The Perks of Refinancing

Posted by  on Apr 16, 2009
There is a nasty and uniformed rumor that refinancing is a bad decision. Some believe only the traditional thirty-year mortgage fixed interest rate plan is secure. Some also believe that once a loan has been closed, you shouldn't have to think about it ever again. But, like everything, times change, and if you're still treating your mortgage the old fashioned way, you are probably in for a big surprise.

Agreeably, there are times when you should leave your mortgage alone, but there are also times when refinancing could reap lots of rewards. Managing your mortgage wisely should be a part of how you manage your assets.

One of the biggest reasons many people refinance is to lower their interest rate which, subsequently, lowers their monthly payment. Let's say you got a loan with an interest rate at 7.5 percent; your loan amount was $100,000; and it's a traditional 30-year fixed. Your payment (without taxes and insurance) would be just under $700. Now, let's say rates have dropped down to 6.5 percent. If you were to refinance, your payment would drop to about $632. Now that you've refinanced, you're keeping nearly $70 more in your pocket a month that you could use toward other bills or just extra spending money. Over a year, that adds up to $840! Perhaps you can finally take that vacation to the Bahamas after all.

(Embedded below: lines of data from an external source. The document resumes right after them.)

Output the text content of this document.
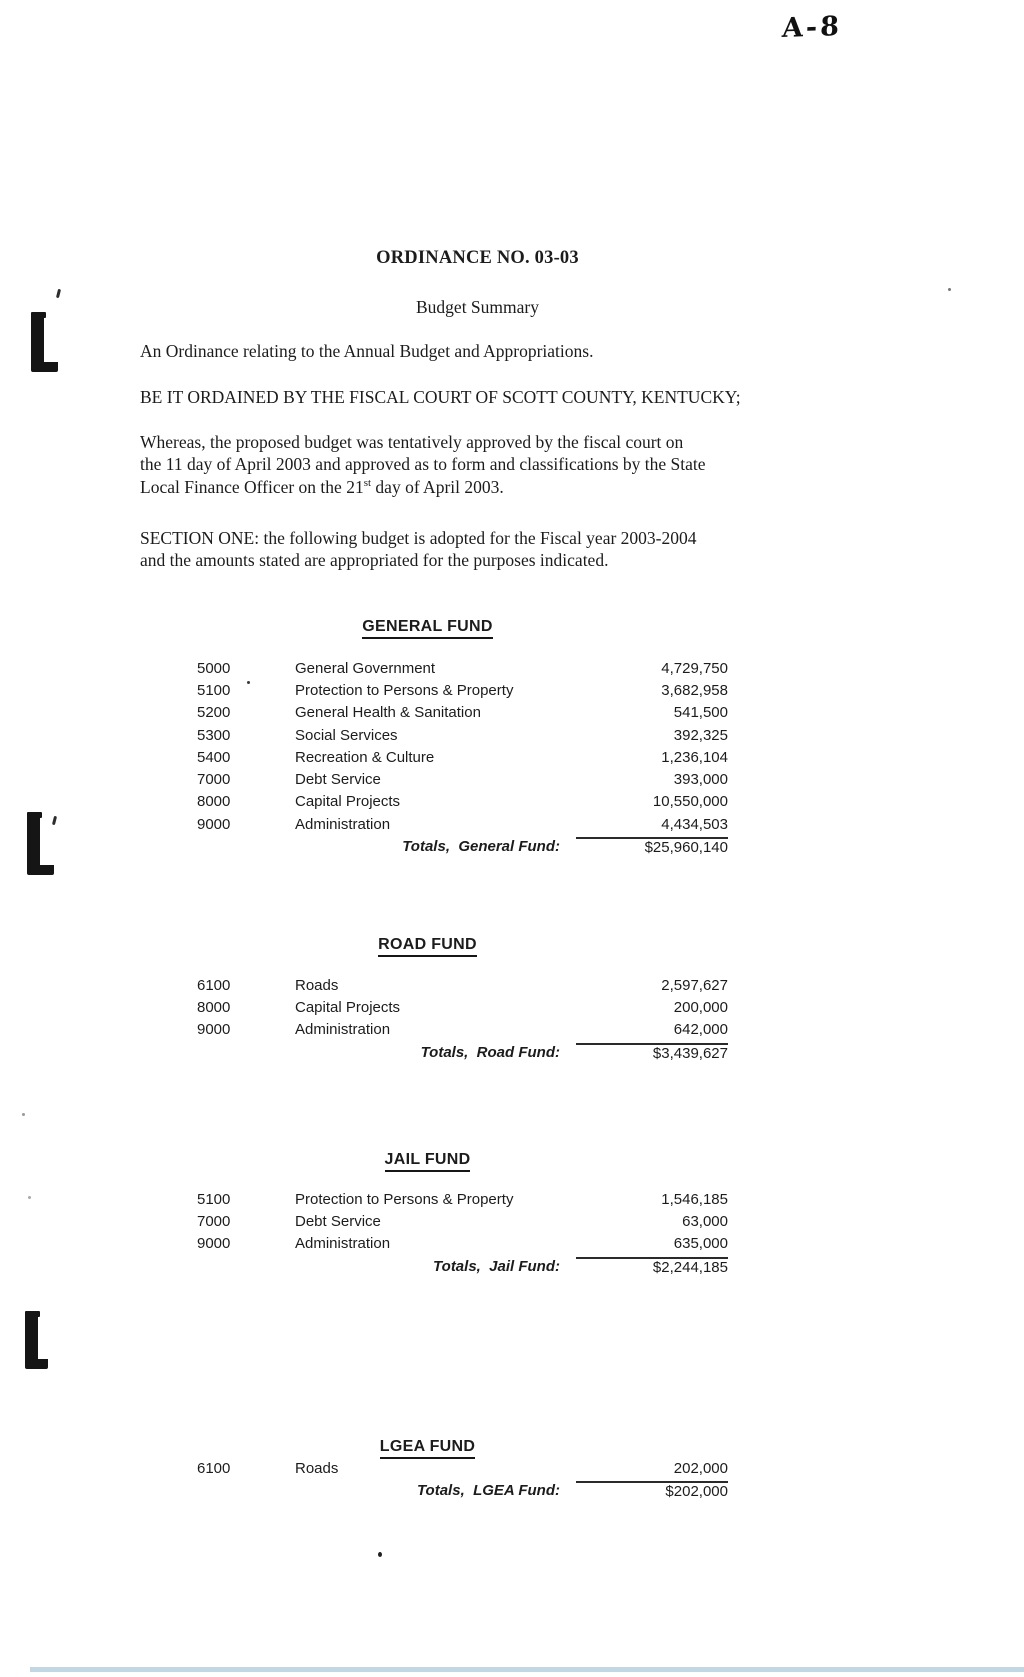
A-8
ORDINANCE NO. 03-03
Budget Summary
An Ordinance relating to the Annual Budget and Appropriations.
BE IT ORDAINED BY THE FISCAL COURT OF SCOTT COUNTY, KENTUCKY;
Whereas, the proposed budget was tentatively approved by the fiscal court on
the 11 day of April 2003 and approved as to form and classifications by the State
Local Finance Officer on the 21st day of April 2003.
SECTION ONE: the following budget is adopted for the Fiscal year 2003-2004
and the amounts stated are appropriated for the purposes indicated.
GENERAL FUND
5000	General Government	4,729,750
5100	Protection to Persons & Property	3,682,958
5200	General Health & Sanitation	541,500
5300	Social Services	392,325
5400	Recreation & Culture	1,236,104
7000	Debt Service	393,000
8000	Capital Projects	10,550,000
9000	Administration	4,434,503
Totals,  General Fund:	$25,960,140
ROAD FUND
6100	Roads	2,597,627
8000	Capital Projects	200,000
9000	Administration	642,000
Totals,  Road Fund:	$3,439,627
JAIL FUND
5100	Protection to Persons & Property	1,546,185
7000	Debt Service	63,000
9000	Administration	635,000
Totals,  Jail Fund:	$2,244,185
LGEA FUND
6100	Roads	202,000
Totals,  LGEA Fund:	$202,000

Imagine you have a home that you bought with a 30-year fixed-rate mortgage. But what if you have to move a lot? Many people in the military have to relocate themselves and their families quite often. This also goes for some people in sales where they get transferred often. Even if you don't have to move a lot, the average American family moves every seven to nine years. Keeping a 30-year fixed rate mortgage doesn't make as much sense in these types of situations as having a shorter-term adjustable rate mortgage because the rates for a 30-year fixed are often higher which means you're paying more.

What if you already have an adjustable rate mortgage? If rates are continually rising, as they were between 2004 and 2006, you'd want to keep your rate from increasing too high. Otherwise, you face increases in your monthly payment. In this case, you'd want to refinance to a fixed rate to avoid rising rates and payments.

Whether you have a fixed or adjustable rate mortgage, there are times when it's prudent to refinance your mortgage. You might need to make home improvements or consolidate high-interest debt. Let's say there was a big storm that ripped through your neighborhood and now your roof is leaking. You realize you need to have the entire thing replaced. What do you do? Don't reach for that credit card, if you want to fix it. Credit cards carry higher interest rates than do mortgages and, unlike mortgage interest, you can't deduct credit card interest from your taxes.